The Dean of Trinity College remained adamant about one researcher’s claim concerning Jesus Christ, even though it left the majority of people in the audience upset. After Dr. Michael Banner, the Dean of Trinity College, gave a sermon where he stated that Jesus Christ was transgender, people worshipping at the church cried “heresy.” In an effort to protect his earlier claim from this week’s sermon – that Jesus had a “trans body” and wasn’t your typically gendered male–the Dean explained that the transgender perspective of Jesus is actually legitimate.

Dr. Michael Banner (seen below) concurred with junior research fellow Joshua Heath, who claimed that Renaissance and Medieval paintings of Jesus Christ often depicted the Savior with a side wound resembling a gaping vagina. Heath’s sharing of his findings about Jesus’ vagina in front of the congregation caused outrage amongst the people in attendance who were Christians and used to the idea that Jesus was a man, not a transgender individual.

Heath is studying for a Ph.D. under the watch of Rowan Williams, who was once the Archbishop of Canterbury. Heath said that the paintings of Jesus “takes on a decidedly vaginal appearance”, and it might show that Christ had a “trans body” embracing characteristics of both genders.

“In Christ’s simultaneously masculine and feminine body in these works, if the body of Christ as these works suggest the body of all bodies, then his body is also the trans body,” said the researcher.

Heath’s “trans body” point was further expressed through a 14th century painting by Jean Malouel entitled Pietà with the Holy Trinity. The art piece is now being shown at the Louvre in Paris, France. Other pieces of art that were displayed during Heath’s sermon included the 1990 work “Christs” by French artist Henri Maccheroni and a Prayer Book of Bonne of Luxembourg.
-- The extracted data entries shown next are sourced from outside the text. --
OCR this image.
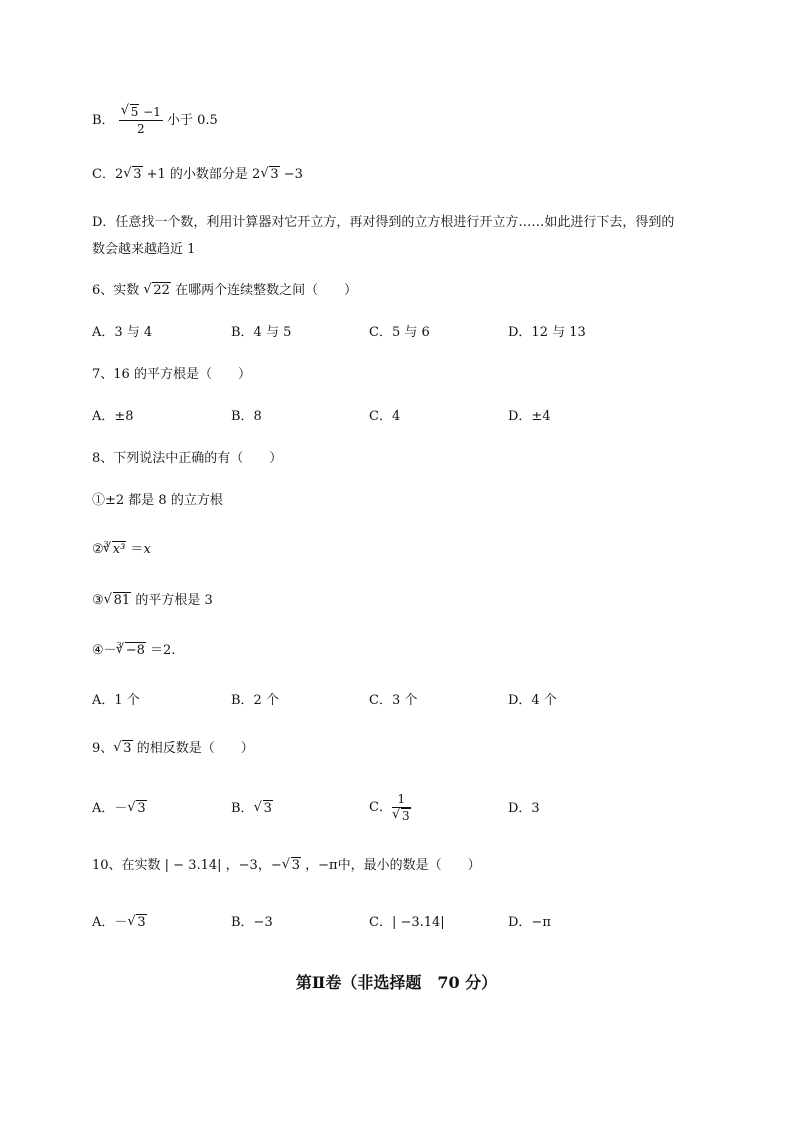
B． √ $\frac{5 -1}{2}$ 小于 0.5
C．2 √ 3 +1 的小数部分是 2 √ 3 −3
D．任意找一个数，利用计算器对它开立方，再对得到的立方根进行开立方……如此进行下去，得到的
数会越来越趋近 1
6、实数 √ 22 在哪两个连续整数之间（　　）
A．3 与 4	B．4 与 5	C．5 与 6	D．12 与 13
7、16 的平方根是（　　）
A．±8	B．8	C．4	D．±4
8、下列说法中正确的有（　　）
①±2 都是 8 的立方根
②$^3$ √ x³ ＝x
③ √ 81 的平方根是 3
④－$^3$ √ −8 ＝2.
A．1 个	B．2 个	C．3 个	D．4 个
9、 √ 3 的相反数是（　　）
A．－ √ 3	B． √ 3	C． 1
√ 3	D．3
10、在实数 | − 3.14| ，−3，− √ 3 ，−π中，最小的数是（　　）
A．－ √ 3	B．−3	C．| −3.14|	D．−π
第Ⅱ卷（非选择题　70 分）
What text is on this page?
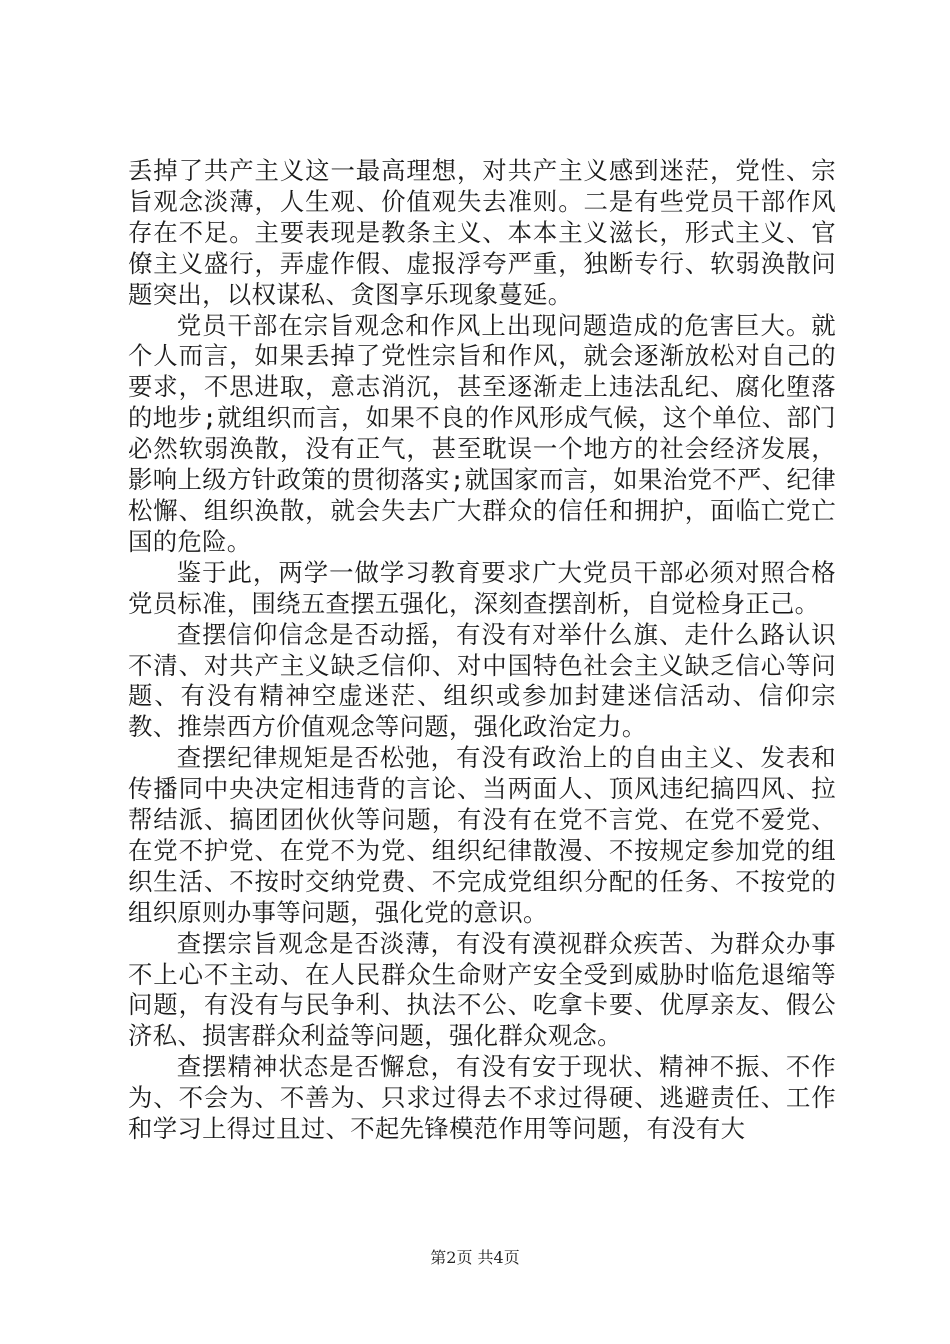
丢掉了共产主义这一最高理想，对共产主义感到迷茫，党性、宗旨观念淡薄，人生观、价值观失去准则。二是有些党员干部作风存在不足。主要表现是教条主义、本本主义滋长，形式主义、官僚主义盛行，弄虚作假、虚报浮夸严重，独断专行、软弱涣散问题突出，以权谋私、贪图享乐现象蔓延。

党员干部在宗旨观念和作风上出现问题造成的危害巨大。就个人而言，如果丢掉了党性宗旨和作风，就会逐渐放松对自己的要求，不思进取，意志消沉，甚至逐渐走上违法乱纪、腐化堕落的地步;就组织而言，如果不良的作风形成气候，这个单位、部门必然软弱涣散，没有正气，甚至耽误一个地方的社会经济发展，影响上级方针政策的贯彻落实;就国家而言，如果治党不严、纪律松懈、组织涣散，就会失去广大群众的信任和拥护，面临亡党亡国的危险。

鉴于此，两学一做学习教育要求广大党员干部必须对照合格党员标准，围绕五查摆五强化，深刻查摆剖析，自觉检身正己。

查摆信仰信念是否动摇，有没有对举什么旗、走什么路认识不清、对共产主义缺乏信仰、对中国特色社会主义缺乏信心等问题、有没有精神空虚迷茫、组织或参加封建迷信活动、信仰宗教、推崇西方价值观念等问题，强化政治定力。

查摆纪律规矩是否松弛，有没有政治上的自由主义、发表和传播同中央决定相违背的言论、当两面人、顶风违纪搞四风、拉帮结派、搞团团伙伙等问题，有没有在党不言党、在党不爱党、在党不护党、在党不为党、组织纪律散漫、不按规定参加党的组织生活、不按时交纳党费、不完成党组织分配的任务、不按党的组织原则办事等问题，强化党的意识。

查摆宗旨观念是否淡薄，有没有漠视群众疾苦、为群众办事不上心不主动、在人民群众生命财产安全受到威胁时临危退缩等问题，有没有与民争利、执法不公、吃拿卡要、优厚亲友、假公济私、损害群众利益等问题，强化群众观念。

查摆精神状态是否懈怠，有没有安于现状、精神不振、不作为、不会为、不善为、只求过得去不求过得硬、逃避责任、工作和学习上得过且过、不起先锋模范作用等问题，有没有大

第2页 共4页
After hearing a sermon in which Jesus was described as having a “trans body,” one Christian wrote a letter to the Trinity College Dean that said:

“I left the service in tears. You offered to speak with me afterward, but I was too distressed. I am contemptuous of the idea that by cutting a hole in a man, through which he can be penetrated, he can become a woman. I am especially contemptuous of such imagery when it is applied to our Lord, from the pulpit, at Evensong. I am contemptuous of the notion that we should be invited to contemplate the martyrdom of a ‘trans-Christ’, a new heresy for our age.”

Banner’s defense of the trans lecture, states the following: “For myself, I think that speculation was legitimate, whether or not you or I or anyone else disagrees with the interpretation, says something else about that artistic tradition, or resists its application to contemporary questions around transsexualism.”

Trinity College recently released a statement that said: “Neither the Dean of Trinity College nor the researcher giving the sermon suggested Jesus was transgender. The sermon addressed the image of Christ depicted in art and various interpretations of those artistic portrayals. The sermon’s exploration of the nature of religious art, in the spirit of thought-provoking academic inquiry, was in keeping with open debate and dialogue at the University of Cambridge.”